HN is a echo chamber of a very small sub group. The majority of people can’t utilize it and needs to have this further dumbed down and specialized.
That’s why marketing and conversion rate optimization works, its not all about the technical stuff, its about knowing what people need.
For funded VC companies often the game was not much different, it was just part of the expenses, sometimes a lot sometimes a smaller part. But eventually you could just buy the software you need, but that didn’t guarantee success. Their were dramatic failures and outstanding successes, and I wish it wouldn’t but most of the time the codebase was not the deciding factor. (Sometimes it was, airtable, twitch etc, bless the engineers, but I don’t believe AI would have solved these problems)
> The majority of people can’t utilize it
Tbh, depending on the field, even this crowd will need further dumbing down. Just look at the blog illustration slops - 99% of them are just terrible, even when the text is actually valuable. That's because people's judgement of value, outside their field of expertise, is typically really bad. A trained cook can look at some chatgpt recipe and go "this is stupid and it will taste horrible", whereas the average HN techbro/nerd (like yours truly) will think it's great -- until they actually taste it, that is.
The example is bad imo because chatgpt can be really great for cooking if you utilize it correctly. Like in coding you already need some skill and shouldn't believe everything it says.

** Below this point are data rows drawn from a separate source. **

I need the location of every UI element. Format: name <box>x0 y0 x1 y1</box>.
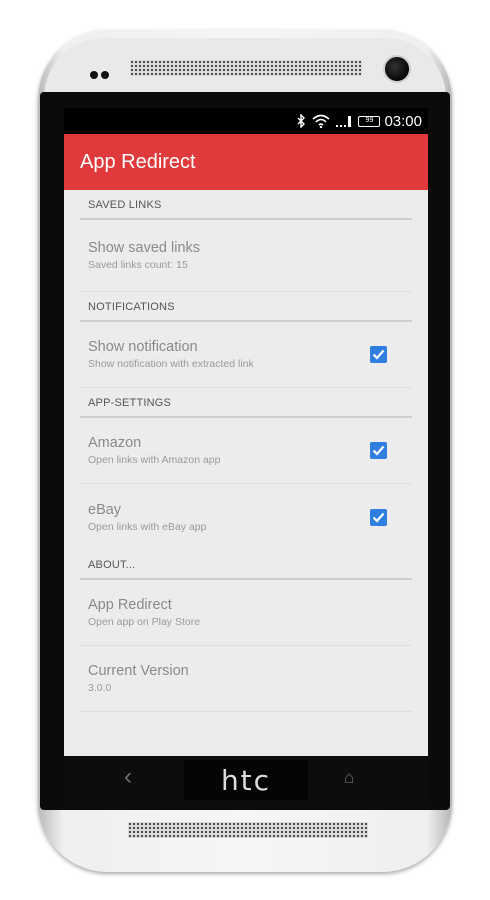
checkmark-icon <box>372 445 385 456</box>
top-speaker-grille <box>130 60 362 76</box>
section-header-about: ABOUT... <box>80 550 412 580</box>
battery-icon: 99 <box>358 115 381 127</box>
back-icon[interactable]: ‹ <box>124 765 132 789</box>
app-bar: App Redirect <box>64 134 428 190</box>
app-title: App Redirect <box>80 150 196 173</box>
section-header-saved-links: SAVED LINKS <box>80 190 412 220</box>
pref-show-notification[interactable]: Show notification Show notification with… <box>80 322 412 388</box>
pref-summary: Open links with eBay app <box>88 520 207 533</box>
preferences-list: SAVED LINKS Show saved links Saved links… <box>64 190 428 712</box>
checkmark-icon <box>372 512 385 523</box>
section-header-notifications: NOTIFICATIONS <box>80 292 412 322</box>
pref-summary: Show notification with extracted link <box>88 358 254 370</box>
pref-title: App Redirect <box>88 597 172 613</box>
pref-summary: Open app on Play Store <box>88 616 201 628</box>
show-notification-checkbox[interactable] <box>370 346 387 363</box>
pref-current-version[interactable]: Current Version 3.0.0 <box>80 646 412 712</box>
pref-show-saved-links[interactable]: Show saved links Saved links count: 15 <box>80 220 412 292</box>
bottom-speaker-grille <box>128 822 368 838</box>
htc-logo: htc <box>184 760 308 800</box>
pref-ebay[interactable]: eBay Open links with eBay app <box>80 484 412 550</box>
checkmark-icon <box>372 349 385 360</box>
bluetooth-icon <box>297 114 306 128</box>
sensor-dots <box>90 66 112 84</box>
navigation-bar: ‹ htc ⌂ <box>64 756 428 802</box>
section-header-app-settings: APP-SETTINGS <box>80 388 412 418</box>
pref-title: Show saved links <box>88 240 201 256</box>
pref-summary: 3.0.0 <box>88 682 112 694</box>
ebay-checkbox[interactable] <box>370 508 387 526</box>
screen: 99 03:00 App Redirect SAVED LINKS Show s… <box>64 108 428 756</box>
pref-title: Current Version <box>88 663 189 679</box>
home-icon[interactable]: ⌂ <box>344 768 354 788</box>
pref-amazon[interactable]: Amazon Open links with Amazon app <box>80 418 412 484</box>
pref-title: Show notification <box>88 339 198 355</box>
pref-summary: Saved links count: 15 <box>88 259 188 271</box>
status-time: 03:00 <box>384 112 422 130</box>
wifi-icon <box>312 114 330 128</box>
pref-summary: Open links with Amazon app <box>88 454 221 466</box>
pref-title: Amazon <box>88 435 142 451</box>
pref-app-redirect-play-store[interactable]: App Redirect Open app on Play Store <box>80 580 412 646</box>
front-camera <box>383 55 411 83</box>
signal-icon <box>336 115 352 127</box>
pref-title: eBay <box>88 501 122 518</box>
amazon-checkbox[interactable] <box>370 442 387 459</box>
status-bar: 99 03:00 <box>64 108 428 134</box>
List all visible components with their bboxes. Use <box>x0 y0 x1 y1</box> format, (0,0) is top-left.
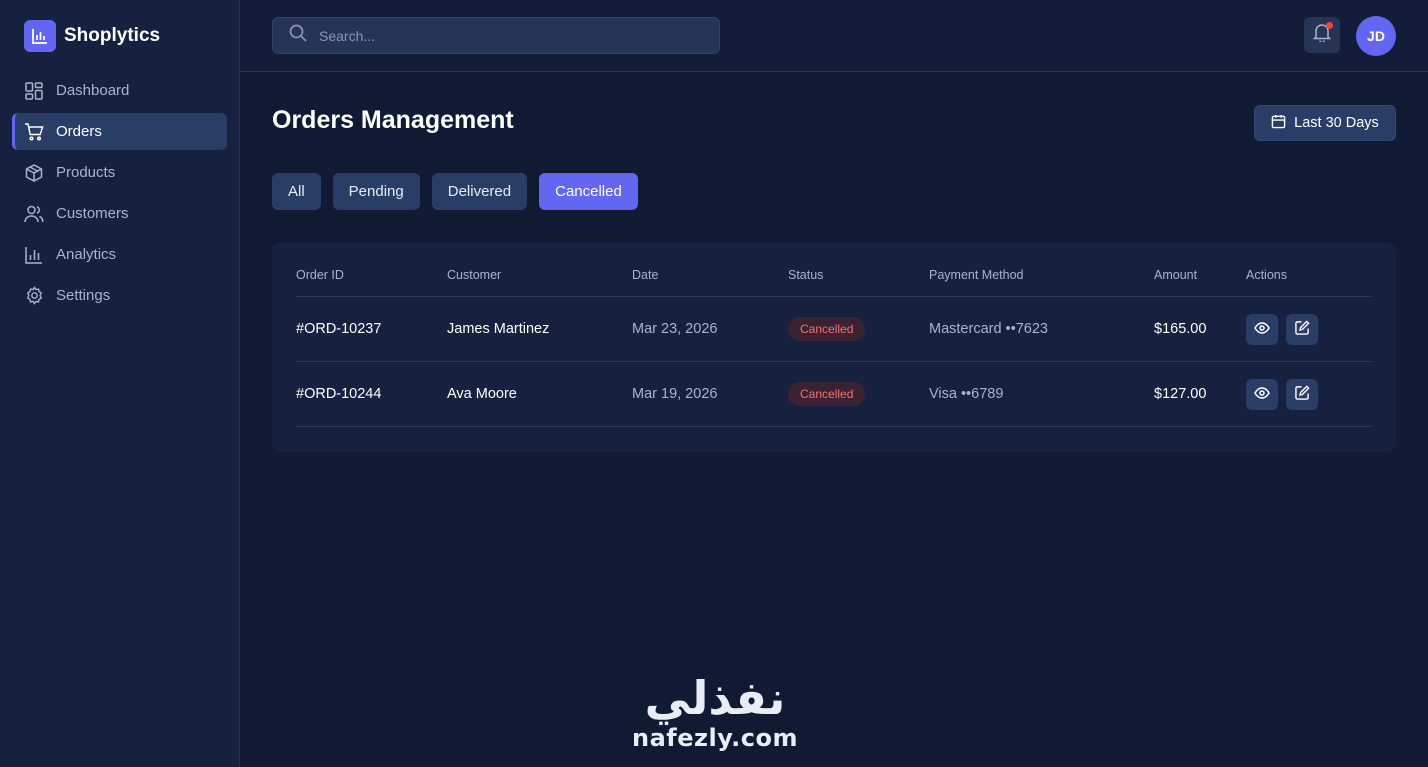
eye-icon <box>1254 386 1270 403</box>
column-header-actions: Actions <box>1246 268 1287 282</box>
column-header-customer: Customer <box>447 268 502 282</box>
table-row: #ORD-10237 James Martinez Mar 23, 2026 C… <box>296 297 1372 362</box>
column-header-status: Status <box>788 268 824 282</box>
sidebar-item-dashboard[interactable]: Dashboard <box>12 72 227 109</box>
dashboard-icon <box>24 81 44 101</box>
gear-icon <box>24 286 44 306</box>
date-range-button[interactable]: Last 30 Days <box>1254 105 1396 141</box>
brand[interactable]: Shoplytics <box>24 20 160 52</box>
order-id: #ORD-10237 <box>296 321 382 337</box>
sidebar-item-settings[interactable]: Settings <box>12 277 227 314</box>
watermark: نفذلي nafezly.com <box>620 672 810 752</box>
search-icon <box>289 24 307 47</box>
order-amount: $165.00 <box>1154 321 1207 337</box>
column-header-date: Date <box>632 268 659 282</box>
sidebar-item-label: Products <box>56 164 116 181</box>
column-header-amount: Amount <box>1154 268 1198 282</box>
logo-icon <box>24 20 56 52</box>
orders-table-card: Order ID Customer Date Status Payment Me… <box>272 242 1396 452</box>
column-header-payment-method: Payment Method <box>929 268 1024 282</box>
order-date: Mar 19, 2026 <box>632 386 718 402</box>
sidebar-item-label: Customers <box>56 205 129 222</box>
order-date: Mar 23, 2026 <box>632 321 718 337</box>
payment-method: Mastercard ••7623 <box>929 321 1048 337</box>
sidebar-nav: Dashboard Orders Products Customers Anal… <box>12 72 227 318</box>
edit-order-button[interactable] <box>1286 314 1318 345</box>
table-row: #ORD-10244 Ava Moore Mar 19, 2026 Cancel… <box>296 362 1372 427</box>
tab-delivered[interactable]: Delivered <box>431 173 528 210</box>
watermark-arabic: نفذلي <box>644 671 786 725</box>
sidebar-item-products[interactable]: Products <box>12 154 227 191</box>
tab-pending[interactable]: Pending <box>332 173 420 210</box>
search-input[interactable] <box>319 27 679 44</box>
order-id: #ORD-10244 <box>296 386 382 402</box>
search-bar[interactable] <box>272 17 720 54</box>
sidebar-item-label: Dashboard <box>56 82 130 99</box>
eye-icon <box>1254 321 1270 338</box>
status-filter-tabs: All Pending Delivered Cancelled <box>272 173 638 210</box>
calendar-icon <box>1271 114 1286 133</box>
edit-icon <box>1294 320 1310 339</box>
view-order-button[interactable] <box>1246 314 1278 345</box>
cart-icon <box>24 122 44 142</box>
sidebar-item-label: Orders <box>56 123 102 140</box>
table-header: Order ID Customer Date Status Payment Me… <box>296 264 1372 297</box>
payment-method: Visa ••6789 <box>929 386 1004 402</box>
watermark-url: nafezly.com <box>632 724 798 752</box>
sidebar-item-orders[interactable]: Orders <box>12 113 227 150</box>
sidebar: Shoplytics Dashboard Orders Products Cus… <box>0 0 240 767</box>
view-order-button[interactable] <box>1246 379 1278 410</box>
status-badge: Cancelled <box>788 382 866 406</box>
notifications-button[interactable] <box>1304 17 1340 53</box>
sidebar-item-analytics[interactable]: Analytics <box>12 236 227 273</box>
sidebar-item-label: Settings <box>56 287 111 304</box>
customer-name: James Martinez <box>447 321 550 337</box>
sidebar-item-customers[interactable]: Customers <box>12 195 227 232</box>
notification-dot <box>1326 22 1333 29</box>
column-header-order-id: Order ID <box>296 268 344 282</box>
edit-icon <box>1294 385 1310 404</box>
brand-name: Shoplytics <box>64 25 161 46</box>
order-amount: $127.00 <box>1154 386 1207 402</box>
tab-cancelled[interactable]: Cancelled <box>539 173 638 210</box>
status-badge: Cancelled <box>788 317 866 341</box>
bar-chart-icon <box>24 245 44 265</box>
sidebar-item-label: Analytics <box>56 246 117 263</box>
page-title: Orders Management <box>272 106 514 134</box>
users-icon <box>24 204 44 224</box>
top-header: JD <box>240 0 1428 72</box>
customer-name: Ava Moore <box>447 386 517 402</box>
avatar[interactable]: JD <box>1356 16 1396 56</box>
box-icon <box>24 163 44 183</box>
edit-order-button[interactable] <box>1286 379 1318 410</box>
tab-all[interactable]: All <box>272 173 321 210</box>
date-range-label: Last 30 Days <box>1294 115 1379 131</box>
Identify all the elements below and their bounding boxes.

Agreed. This place amazes in regards to how overly confident some people feel stepping outside of their domains.. the mistakes I see here in relation to talking about subject areas associated with corporate finance, valuation etc is hilarious. Truly hilarious.
> whereas the average HN techbro/nerd (like yours truly) will think it's great -- until they actually taste it, that is.
This is the schtick though, most people wouldn't even be able to tell when they taste it. This is typically how it works, the average person simply lacks the knowledge so they don't even know what is possible.
3 things
1) I don’t disagree with the spirit of your argument
2) 3D printing has higher startup costs than code (you need to buy the damn printer)
3) YOU are making a distinction when it comes to vibe coding from non-tech people. The way these tools are being sold, the way investments are being made, is based on non-domain people developing domain specific taste.
This last part “reasonable” argument ends up serving as a bait and switch, shielding these investments. I might be wrong, but your comment doesn’t indicate that you believe the hype.